Wednesday, February 13, 2013

Fear is the Enemy of Productivity

While it is still the beginning of the semester, I already feel exhausted and burnt out. I have felt on the verge of tears everyday for the past week, between working on my conference paper and trying to keep up with everything and everyone. I wake up every morning, look at my to-do list and instantly feel exhausted. This is a major problem and I have been wrestling with myself to figure out what is wrong with me.

Last semester, I discovered that I was procrastinating on major projects (like my 510 20 page historiography) because I was afraid. I was so afraid that I sucked that I would just put off work until it was absolutely necessary.
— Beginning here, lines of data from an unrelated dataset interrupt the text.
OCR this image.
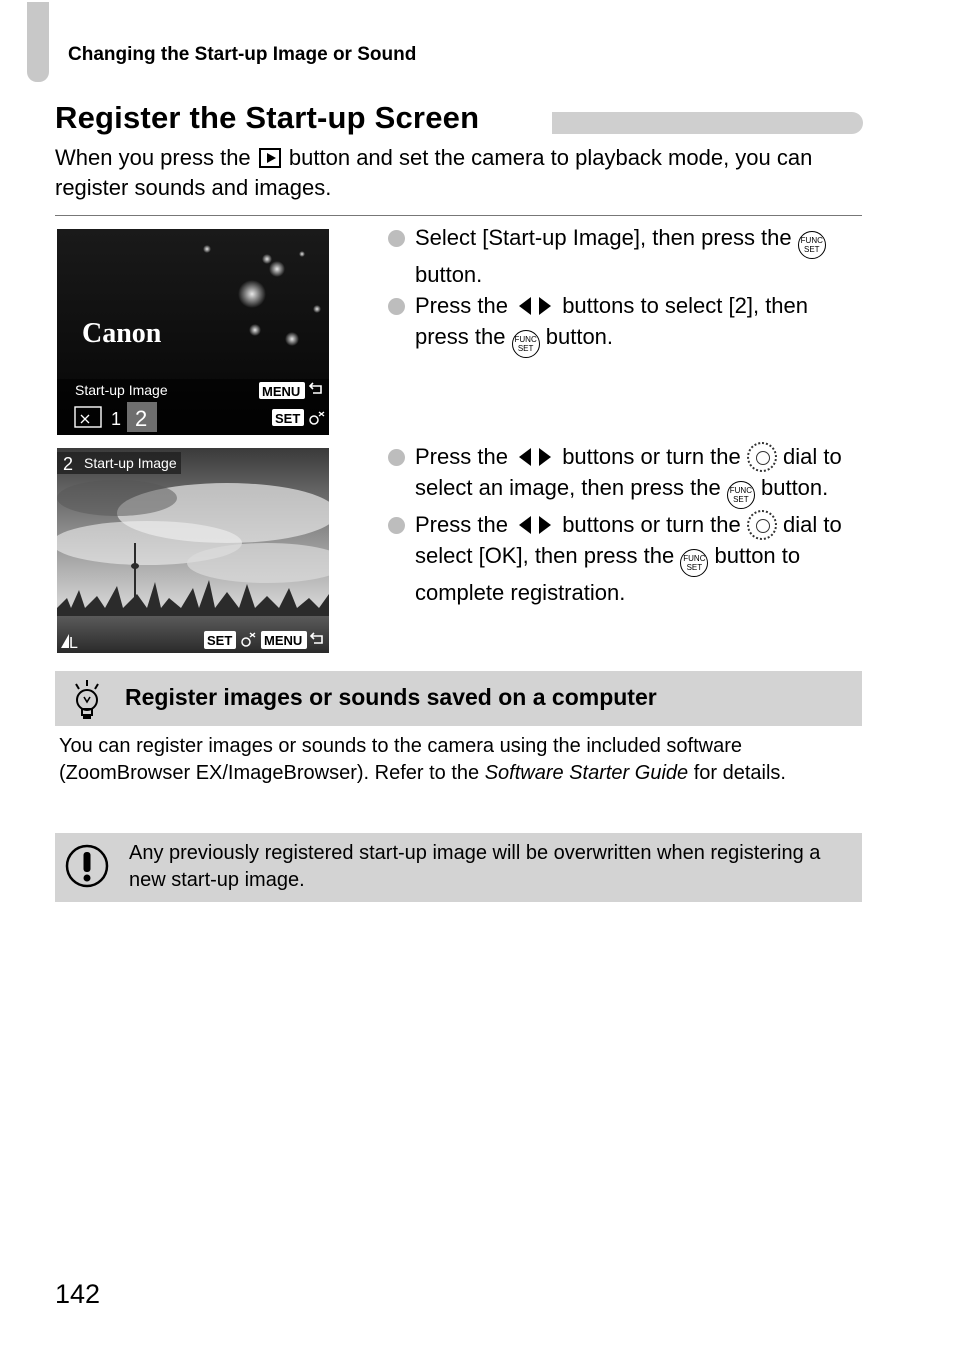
Changing the Start-up Image or Sound
Register the Start-up Screen
When you press the button and set the camera to playback mode, you can register sounds and images.
Canon
Start-up Image	MENU
SET
1 2
2 Start-up Image
L	SET MENU
Select [Start-up Image], then press the FUNC
SET button.
Press the buttons to select [2], then press the FUNC
SET button.
Press the buttons or turn the dial to select an image, then press the FUNC
SET button.
Press the buttons or turn the dial to select [OK], then press the FUNC
SET button to complete registration.
Register images or sounds saved on a computer
You can register images or sounds to the camera using the included software (ZoomBrowser EX/ImageBrowser). Refer to the Software Starter Guide for details.
Any previously registered start-up image will be overwritten when registering a new start-up image.
142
I am not doing that this semester but the fear that I was fighting last semester is still there, hindering my creativity and productivity.

Why am I so afraid of failure or making a mistake or needing improvement. I seriously cried/slept for half a day because my favorite professor gave me criticism that I just could not understand. My fear has not only made me lazy but has also destroyed my ability to understand what I am supposed to do. This perpetuates this cycle of fear.
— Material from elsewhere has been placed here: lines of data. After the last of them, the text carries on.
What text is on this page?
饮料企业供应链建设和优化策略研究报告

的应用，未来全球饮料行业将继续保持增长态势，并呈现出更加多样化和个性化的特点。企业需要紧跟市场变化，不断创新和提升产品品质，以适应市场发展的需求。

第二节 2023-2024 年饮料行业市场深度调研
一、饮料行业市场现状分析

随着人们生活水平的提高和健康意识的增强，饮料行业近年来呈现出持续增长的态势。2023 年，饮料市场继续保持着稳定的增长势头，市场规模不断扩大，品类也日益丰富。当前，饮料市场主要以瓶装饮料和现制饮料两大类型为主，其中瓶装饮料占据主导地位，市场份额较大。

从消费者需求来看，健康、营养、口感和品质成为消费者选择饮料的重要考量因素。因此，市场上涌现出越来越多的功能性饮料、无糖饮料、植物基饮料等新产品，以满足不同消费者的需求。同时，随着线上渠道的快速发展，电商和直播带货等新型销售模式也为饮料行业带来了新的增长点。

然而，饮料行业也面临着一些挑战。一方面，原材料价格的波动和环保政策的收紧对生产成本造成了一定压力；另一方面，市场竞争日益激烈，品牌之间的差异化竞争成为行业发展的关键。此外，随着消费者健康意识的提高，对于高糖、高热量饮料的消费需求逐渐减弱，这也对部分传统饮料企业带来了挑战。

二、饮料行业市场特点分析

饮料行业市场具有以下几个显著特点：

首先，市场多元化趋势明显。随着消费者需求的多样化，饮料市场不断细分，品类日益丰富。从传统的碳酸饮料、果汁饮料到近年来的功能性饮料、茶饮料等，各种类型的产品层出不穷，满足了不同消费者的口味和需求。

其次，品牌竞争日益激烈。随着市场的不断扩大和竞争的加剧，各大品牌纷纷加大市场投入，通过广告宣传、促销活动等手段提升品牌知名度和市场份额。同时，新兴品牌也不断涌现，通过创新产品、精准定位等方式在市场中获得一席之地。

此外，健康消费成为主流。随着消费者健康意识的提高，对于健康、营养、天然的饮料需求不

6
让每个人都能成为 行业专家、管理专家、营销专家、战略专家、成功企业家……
But why is failure or making a mistake so frowned upon in our society? I understand that you do not want to make a mistake when it comes to things involving people (like bridges or buildings), but why are the stakes so high? My professors still get criticism and yet it seems like as a graduate student making a mistake is the worst thing. Criticism means that you can still improve and grow. It means that I still have purpose. One of the things that I love about what I do is that it is never done. There are new things to explore and new ways I can grow. I will always be working on my writing; I will never be perfect at writing and someone will always have suggestions as to how it can be better. The day that everyone says, "Oh this is perfect, " is the day I will be truly sad because it means one of two things: 1) I am finished and serve no purpose or 2) The person reviewing did not care enough to actually read it.
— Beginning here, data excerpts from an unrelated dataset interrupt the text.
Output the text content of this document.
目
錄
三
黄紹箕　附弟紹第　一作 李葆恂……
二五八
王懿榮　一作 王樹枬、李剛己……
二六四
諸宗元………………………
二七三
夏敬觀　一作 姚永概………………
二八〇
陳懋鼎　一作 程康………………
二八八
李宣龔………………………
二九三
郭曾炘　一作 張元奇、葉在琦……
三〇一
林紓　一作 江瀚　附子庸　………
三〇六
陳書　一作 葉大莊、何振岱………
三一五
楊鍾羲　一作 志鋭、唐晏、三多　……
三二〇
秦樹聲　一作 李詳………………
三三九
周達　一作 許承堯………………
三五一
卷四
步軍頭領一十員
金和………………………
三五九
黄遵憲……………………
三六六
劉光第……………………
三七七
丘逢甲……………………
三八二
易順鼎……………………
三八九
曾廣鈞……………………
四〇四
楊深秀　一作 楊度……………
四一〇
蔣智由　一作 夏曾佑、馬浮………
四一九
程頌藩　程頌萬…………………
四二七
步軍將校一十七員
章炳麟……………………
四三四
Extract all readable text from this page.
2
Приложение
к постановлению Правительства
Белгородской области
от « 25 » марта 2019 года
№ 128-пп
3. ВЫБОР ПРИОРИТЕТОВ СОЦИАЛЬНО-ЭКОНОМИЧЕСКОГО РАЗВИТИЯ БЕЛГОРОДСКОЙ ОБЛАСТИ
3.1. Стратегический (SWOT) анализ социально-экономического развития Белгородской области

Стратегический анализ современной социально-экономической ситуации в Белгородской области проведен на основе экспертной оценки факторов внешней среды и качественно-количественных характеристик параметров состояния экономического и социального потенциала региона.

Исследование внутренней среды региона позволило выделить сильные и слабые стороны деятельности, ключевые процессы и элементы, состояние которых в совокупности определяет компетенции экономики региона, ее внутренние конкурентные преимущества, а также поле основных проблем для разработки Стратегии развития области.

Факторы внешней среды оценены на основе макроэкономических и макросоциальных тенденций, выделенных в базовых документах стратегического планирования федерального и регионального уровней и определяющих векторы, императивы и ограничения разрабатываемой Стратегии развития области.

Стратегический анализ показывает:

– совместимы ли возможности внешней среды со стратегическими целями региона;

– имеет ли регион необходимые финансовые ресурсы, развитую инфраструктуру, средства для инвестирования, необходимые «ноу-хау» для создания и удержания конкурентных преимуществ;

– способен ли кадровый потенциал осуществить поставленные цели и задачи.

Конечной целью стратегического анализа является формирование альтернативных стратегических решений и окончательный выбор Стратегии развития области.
I know this in the idea that I am familiar with it (kennen auf Deutsch) but I do not have experiential knowledge (wissen auf Deutsch). I hope that as I try to remember these things that I will stop being so hard on myself. I am in progress and I need to be ok and understanding of this fact.

1 comment:

  1. I always take criticism very personally even when it isn't intended to be by the other party. Criticism can especially be painful when it comes from someone you greatly respect, as I assume is the case with your professor. However, when I get past my perceived attacks on my personality I find I start thinking critically and end up improving in whatever I was previously criticized in, or come to the conclusion the criticism is just not valid. It can be a tough pill to swallow at first but it is often for the better.